By David Bayne, Board Member and Bicyclist

One of the exciting things about reading the Co-op Newsletter is the investigative reporting. As one or two of you might remember from several months ago, I was sent out to discuss certified natural farming with Mark and Lindsay at Owl Wood Farm in Salem. Of the many things that came up in my conversation with them was the discussion about the two main soil types in our area: Hoosic loam and Bernardston gravelly loam. In my ignorance, I had referred to the latter with a puerile eye roll, and woefully referred to soil as “dirt.” Our stalwart editor has sent me to Long Days Farm to correct my imbalance. As part of the package, I went by bicycle once again. This is what I discovered on this adventure:

Long Days is the enterprise of Debby Jaffe and Edwin Schiele. They supply produce to the Co-op as well as the Cambridge Farmer’s Market. Debby bought the farm property, which is in South Cambridge, in 1996, and she and Edwin farm an acre and a quarter of Bernardston soil. It’s a good looking spot on the top of a rise that faces east, and, as I took off my helmet, I could see Mt. Equinox just touched with clouds.

The asparagus patch next to the house was our first stop. The season had pretty much passed, and the plants were tall and ferny. Debby pointed out that asparagus foliage provides good cover for games of hide and seek. Hide and seek? For example, they will move their chickens into the patch soon because the tall plants provide cover from predatory birds, such as owls. Owls apparently enjoy eating the heads off chickens.

On the other side of the road was more asparagus, as well as beets. Did you ever notice the little red holes in beet greens? I’ve sometimes thought they were pretty ornaments but apparently they are the result of a fungus (Cercospora beticola—which, as a side note, has a very interesting sex life). Debby and Edwin may have finally figured a way around these nasty little things using a Queen’s gambit of crop rotations that certainly confused me, even if it doesn’t a common fungus. We munched a leaf or two to celebrate the supposed triumph over the fungal monsters.

After a quick stop in the blackberry patch, we finally got to the garlic. I have always associated Long Days Farm with premium garlic in a multitude of varieties, and there it was. Glorious! A high point of any visit. There were seventeen beds, five different varieties, and over 13,600 individual garlic plants. Cambridge is full of secret beauties, and this garlic is certainly one of them. They sell garlic both as a fresh crop (which should be refrigerated), dried, and as seed garlic.
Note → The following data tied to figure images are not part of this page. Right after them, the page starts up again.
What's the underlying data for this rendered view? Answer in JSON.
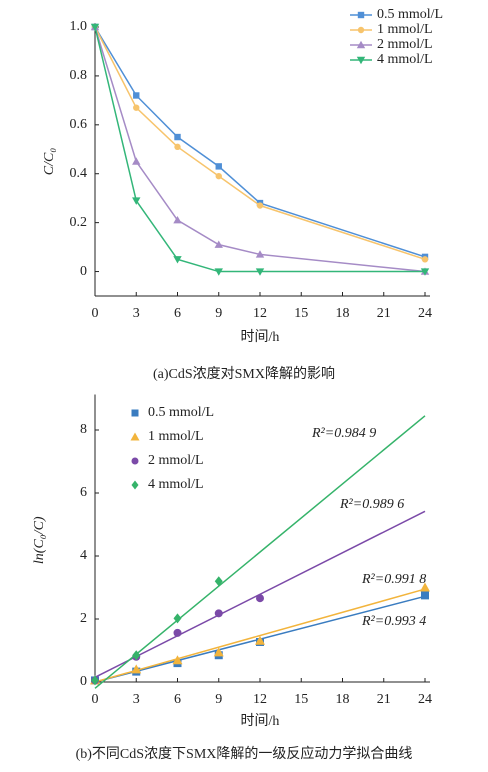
{
  "chart_data": [
    {
      "type": "line",
      "x_label": "时间/h",
      "y_label": "C/C₀",
      "caption": "(a)CdS浓度对SMX降解的影响",
      "x": [
        0,
        3,
        6,
        9,
        12,
        24
      ],
      "xlim": [
        0,
        24
      ],
      "xticks": [
        0,
        3,
        6,
        9,
        12,
        15,
        18,
        21,
        24
      ],
      "ylim": [
        -0.1,
        1.0
      ],
      "yticks": [
        0,
        0.2,
        0.4,
        0.6,
        0.8,
        {
          "value": 1,
          "label": "1.0"
        }
      ],
      "legend": "upper right",
      "series": [
        {
          "name": "0.5 mmol/L",
          "color": "#4f8fd6",
          "marker": "square",
          "values": [
            1.0,
            0.72,
            0.55,
            0.43,
            0.28,
            0.06
          ]
        },
        {
          "name": "1 mmol/L",
          "color": "#f7c46c",
          "marker": "circle",
          "values": [
            1.0,
            0.67,
            0.51,
            0.39,
            0.27,
            0.05
          ]
        },
        {
          "name": "2 mmol/L",
          "color": "#a58bc6",
          "marker": "triangle-up",
          "values": [
            1.0,
            0.45,
            0.21,
            0.11,
            0.07,
            0
          ]
        },
        {
          "name": "4 mmol/L",
          "color": "#33b679",
          "marker": "triangle-down",
          "values": [
            1.0,
            0.29,
            0.05,
            0,
            0,
            0
          ]
        }
      ]
    },
    {
      "type": "scatter",
      "x_label": "时间/h",
      "y_label": "ln(C₀/C)",
      "caption": "(b)不同CdS浓度下SMX降解的一级反应动力学拟合曲线",
      "x": [
        0,
        3,
        6,
        9,
        12,
        24
      ],
      "xlim": [
        0,
        24
      ],
      "xticks": [
        0,
        3,
        6,
        9,
        12,
        15,
        18,
        21,
        24
      ],
      "ylim": [
        0,
        9
      ],
      "yticks": [
        0,
        2,
        4,
        6,
        8
      ],
      "legend": "upper left",
      "series": [
        {
          "name": "0.5 mmol/L",
          "color": "#3a7cc0",
          "marker": "square",
          "values": [
            0.05,
            0.33,
            0.6,
            0.85,
            1.27,
            2.75
          ],
          "fit": {
            "x": [
              0,
              24
            ],
            "values": [
              0,
              2.72
            ]
          },
          "annotation": "R²=0.993 4"
        },
        {
          "name": "1 mmol/L",
          "color": "#f2b43c",
          "marker": "triangle-up",
          "values": [
            0.05,
            0.4,
            0.69,
            0.94,
            1.31,
            3.0
          ],
          "fit": {
            "x": [
              0,
              24
            ],
            "values": [
              0,
              2.95
            ]
          },
          "annotation": "R²=0.991 8"
        },
        {
          "name": "2 mmol/L",
          "color": "#7b4aa8",
          "marker": "circle",
          "values": [
            0.05,
            0.8,
            1.56,
            2.18,
            2.66,
            null
          ],
          "fit": {
            "x": [
              0,
              24
            ],
            "values": [
              0.15,
              5.42
            ]
          },
          "annotation": "R²=0.989 6"
        },
        {
          "name": "4 mmol/L",
          "color": "#35b36a",
          "marker": "diamond",
          "values": [
            0.05,
            0.85,
            2.02,
            3.2,
            null,
            null
          ],
          "fit": {
            "x": [
              0,
              24
            ],
            "values": [
              -0.2,
              8.45
            ]
          },
          "annotation": "R²=0.984 9"
        }
      ]
    }
  ]
}
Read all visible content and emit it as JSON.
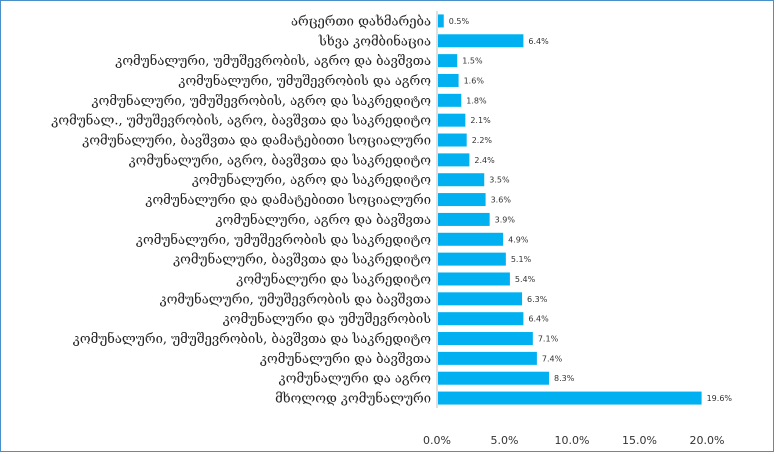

But what about the Bernardston soil? I finally got the temerity to ask as we looked at a plot with an odd pattern of attacks as if by Freddie Kruger. The patch was slashed and I stood there (feeling very much like a farmer) breaking up these convenient clumps in my hands. Bernardston has more clay and rocks then Hoosic loam and it takes slashes and thrashing to break up these clumps. You also have to make a game out of pulling the rocks out; one after another. But the sweet reward is that the hard work releases more nutrients for the plants. They love you for your hard work and push up brazenly through the soil, and taste better too – both sweeter and richer.

Now the Hoosic loam people would probably argue this point (that Bernardston soil makes tastier veggies), and their protestations is what makes this newsletter so exciting—I say, bring it on. To preserve community agrarian harmony, and to keep the local farmers talking to each other, the market is divided up in a way that makes it tricky to compare a Bernardston carrot to a carrot grown in Hoosic loam. But give it a try at the Co-op or the Farmer’s Market and see if you can get some friendly arguments going.

Of course I would recommend riding your bike to visit Long Days Farm. But I would not recommend taking County Route 59 from the Co-op to South Cambridge. I did because I wanted to check out the roadside clean up the Co-op sponsored this spring. Although only one Bud Light Blue can was spied, the road is a mess and a hazard. Until the County steps up and does a repave the surface is too rough. Instead try going out Turnpike and over Oak Hill to King Road. The town is presently doing a better job than the county in keeping their surfaces rideable. Either way it is about 9.5 miles.